Ну, красивые дома. Ну, сад. Ну, покой и отсутствие зла, думал Губкин, оглядывая Город. И это навсегда? Навсегда?
Князь опять рассмеялся.
«Не бойся, не заскучаешь. Каждый дом это не просто стены да крыша, это целый мир. Сколько душ, столько и миров, для каждой свой. Что чистому сердцу мило, то там и будет, а что противно, то сгинет. Так у нас говорят. Сам-то я этого еще не видал. Как и все, ожидаю. Но и ожидание сладостно».
Он взял Губкина за руку и повлек прочь от чудесных стен.
— Куда, куда?! Рано еще! — закричал без слов Саша, не успевший насмотреться на Небесный Град. — Сам ведь говорил, шесть дней!
«Да, шесть. И они миновали».
Лик Невского посуровел.
«В приятности время летит быстро. Не то что в тяготе. Но без тьмы нет света, а без сострадания благости. Нам пора спускаться в Преисподнюю».
Они ухнули вниз, да с такой скоростью, что у Саши внутри все сжалось. Ни вдохнуть, ни выдохнуть.

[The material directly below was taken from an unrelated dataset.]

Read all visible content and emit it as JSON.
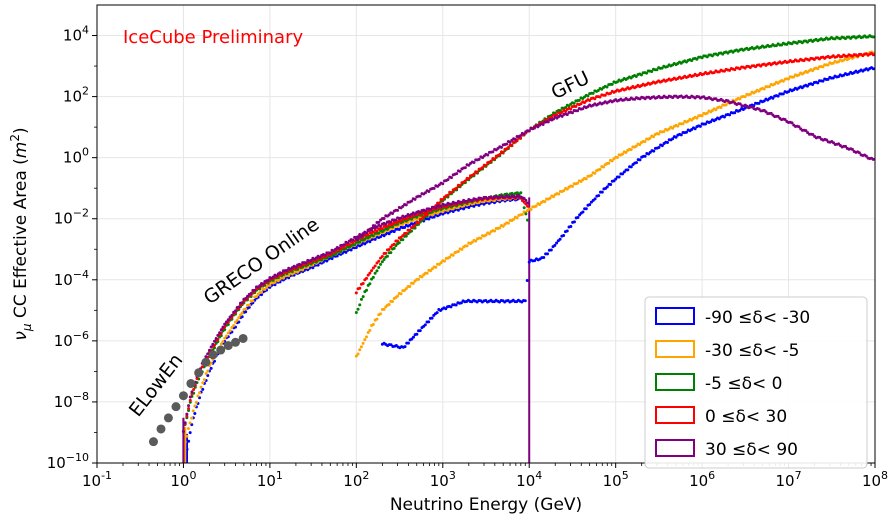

Свет начал тускнеть, потом вовсе исчез, и падение продолжалось в темноте. Это было страшно, но еще страшней сделалось, когда внизу снова забрезжило. Теперь свет был багровый, траурный, как на вечерней заре перед ветреной погодой.

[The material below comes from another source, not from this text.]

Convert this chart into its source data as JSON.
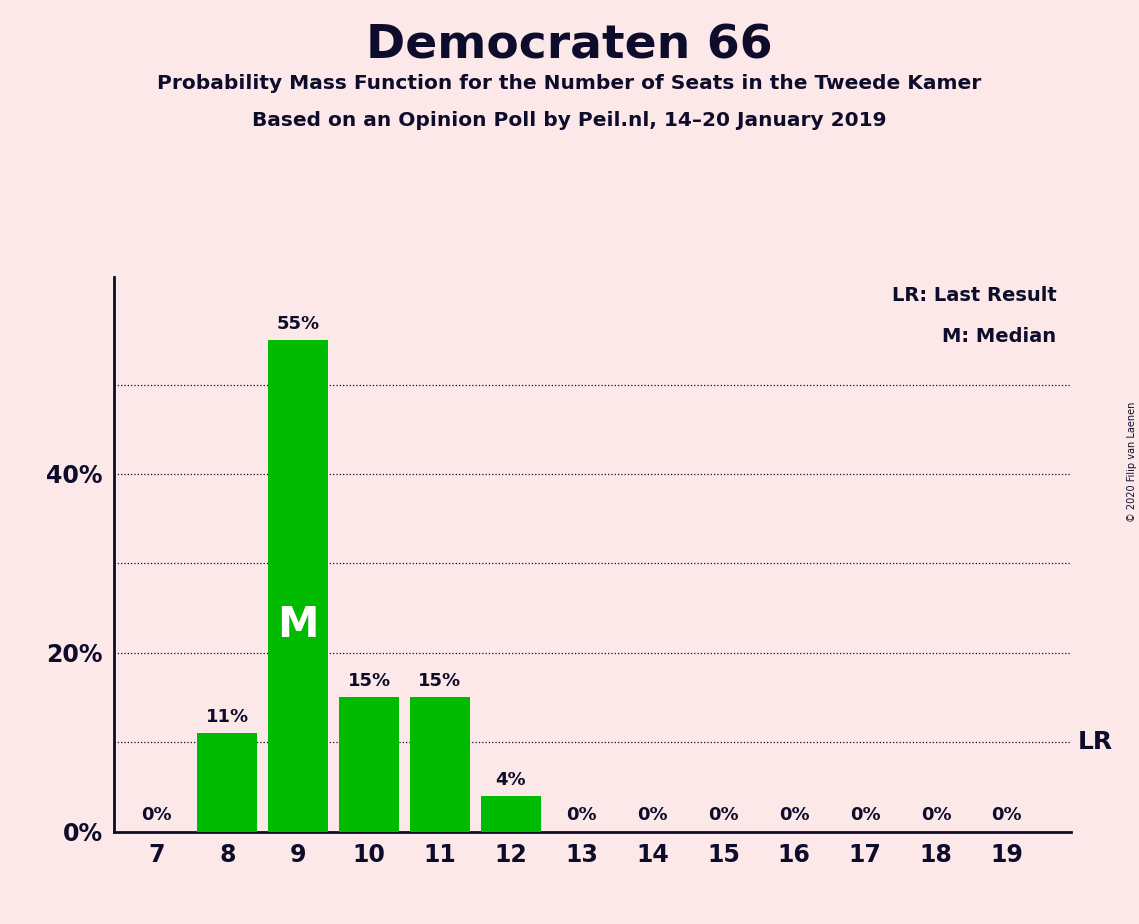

Там, куда летели, а вернее, падали два Александра, мерцало нечто огромное, вздыбленное волнами и покрытое поверху чем-то вроде мелкой ряби. Океан?
Снизившись над самой поверхностью огромного прозрачного вала, будто бы наполненного изнутри странным, зловещим сиянием, князь завис в воздухе и удержал Губкина при себе.
Тот смотрел во все глаза.
Нет, это было не море и не океан, а гигантский стеклянный купол. Как крыша ГУМа, подумал Саша, только во много раз больше. По всей поверхности ползали фигурки, которые он сверху принял за рябь. В небо никто не смотрел, все вглядывались в то, что происходило под куполом. Крики ужаса и стоны сливались в общий скорбный вой, от которого у Губкина на глазах выступили слезы.

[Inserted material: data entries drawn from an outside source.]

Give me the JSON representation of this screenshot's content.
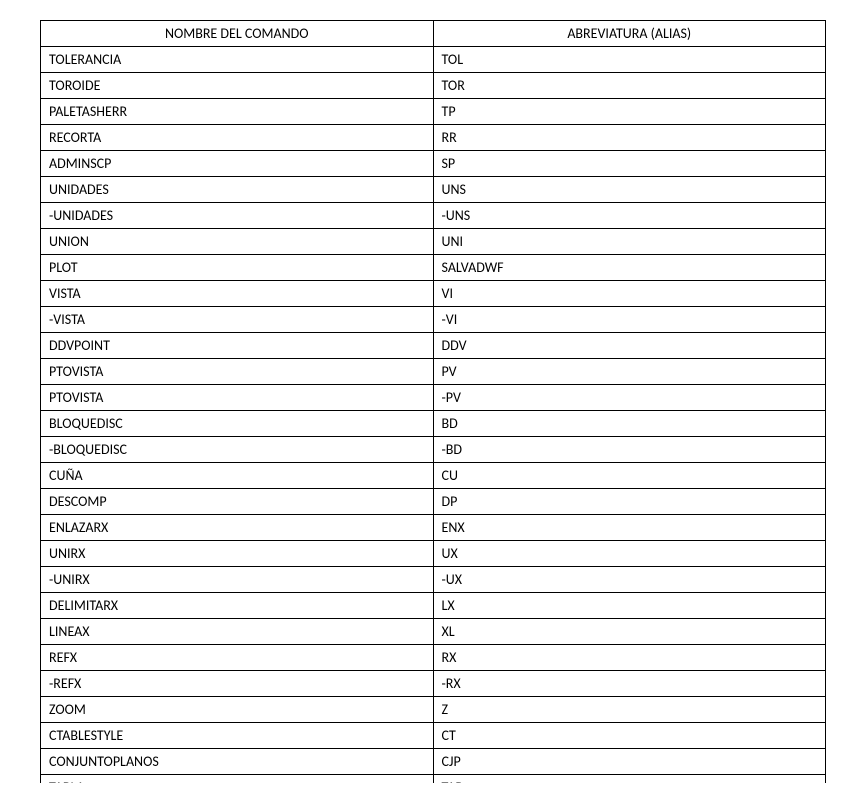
{
  "table": {
    "headers": {
      "command": "NOMBRE DEL COMANDO",
      "alias": "ABREVIATURA (ALIAS)"
    },
    "rows": [
      {
        "command": "TOLERANCIA",
        "alias": "TOL"
      },
      {
        "command": "TOROIDE",
        "alias": "TOR"
      },
      {
        "command": "PALETASHERR",
        "alias": "TP"
      },
      {
        "command": "RECORTA",
        "alias": "RR"
      },
      {
        "command": "ADMINSCP",
        "alias": "SP"
      },
      {
        "command": "UNIDADES",
        "alias": "UNS"
      },
      {
        "command": "-UNIDADES",
        "alias": "-UNS"
      },
      {
        "command": "UNION",
        "alias": "UNI"
      },
      {
        "command": "PLOT",
        "alias": "SALVADWF"
      },
      {
        "command": "VISTA",
        "alias": "VI"
      },
      {
        "command": "-VISTA",
        "alias": "-VI"
      },
      {
        "command": "DDVPOINT",
        "alias": "DDV"
      },
      {
        "command": "PTOVISTA",
        "alias": "PV"
      },
      {
        "command": "PTOVISTA",
        "alias": "-PV"
      },
      {
        "command": "BLOQUEDISC",
        "alias": "BD"
      },
      {
        "command": "-BLOQUEDISC",
        "alias": "-BD"
      },
      {
        "command": "CUÑA",
        "alias": "CU"
      },
      {
        "command": "DESCOMP",
        "alias": "DP"
      },
      {
        "command": "ENLAZARX",
        "alias": "ENX"
      },
      {
        "command": "UNIRX",
        "alias": "UX"
      },
      {
        "command": "-UNIRX",
        "alias": "-UX"
      },
      {
        "command": "DELIMITARX",
        "alias": "LX"
      },
      {
        "command": "LINEAX",
        "alias": "XL"
      },
      {
        "command": "REFX",
        "alias": "RX"
      },
      {
        "command": "-REFX",
        "alias": "-RX"
      },
      {
        "command": "ZOOM",
        "alias": "Z"
      },
      {
        "command": "CTABLESTYLE",
        "alias": "CT"
      },
      {
        "command": "CONJUNTOPLANOS",
        "alias": "CJP"
      },
      {
        "command": "TABLA",
        "alias": "TAB"
      }
    ],
    "styling": {
      "border_color": "#000000",
      "background_color": "#ffffff",
      "text_color": "#000000",
      "font_family": "Calibri",
      "font_size_pt": 11,
      "header_align": "center",
      "cell_align": "left",
      "column_widths_percent": [
        50,
        50
      ]
    }
  }
}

Высвободив руку, сжимаемую князем, он спустился еще ниже. Прямо под ним, распластавшись по стеклу, корчилась и плакала голая женщина. Судя по фигуре и разметавшимся пышным волосам, она была молода и красива, но никакому сластолюбцу ее нагота не показалась бы соблазнительной. Кожа несчастной вся висела клочьями, открывая сырое кровоточащее мясо. Саша хотел дотронуться до страдалицы, но мощная сила подбросила его кверху.
«А вот этого нельзя, — печально молвил князь. — Сострадать можешь и даже обязан. Но ложных утешений расточать не смей. Грешная душа смотрит на уготованные ей муки и устрашается. Так положено».
Теперь, когда глаза Губкина привыкли к кровавому отраженному свету, он заметил, что все люди здесь лишены кожи. Это их на мытарствах ободрали, догадался он.
— Что за мука ей назначена?
«Не знаю. Всякий грешник наказан тем, чего он больше всего боится. Со стороны это, может, и не страшно вовсе, но для самой души нет ничего ужасней».
— К лицу ли Господу такая жестокость? — возопил тогда Губкин, и при жизни-то никогда не позволявший себе подобных дерзостей.
«Не жестокость это. Душе очиститься нужно от налипшей грязи. Огнем, острым скребком, едким мылом — это уж кому как, по грехам. Будет душе казаться, что ее черти терзают, на самом же деле она сама язвы и чиреи свои вырезать станет. Летим дальше, это лишь первый из Адских Чертогов».
Они молча двинулись дальше, к следующему стеклянному куполу. Грешных душ было неисчислимое множество, и у каждой Губкину хотелось задержаться, но князь неумолимо влек его дальше.
Слезы сначала лились, потом высохли. Обвыкший к полумраку взгляд уже мог различать буквы, вырезанные на затылке у падших. Там было обозначено имя, земной возраст и цифры, проставленные мытарями от единицы до двадцати — где была взята пошлина. Чаще всего встречались первые десять, выше удавалось подняться немногим, и этих было жальче всего.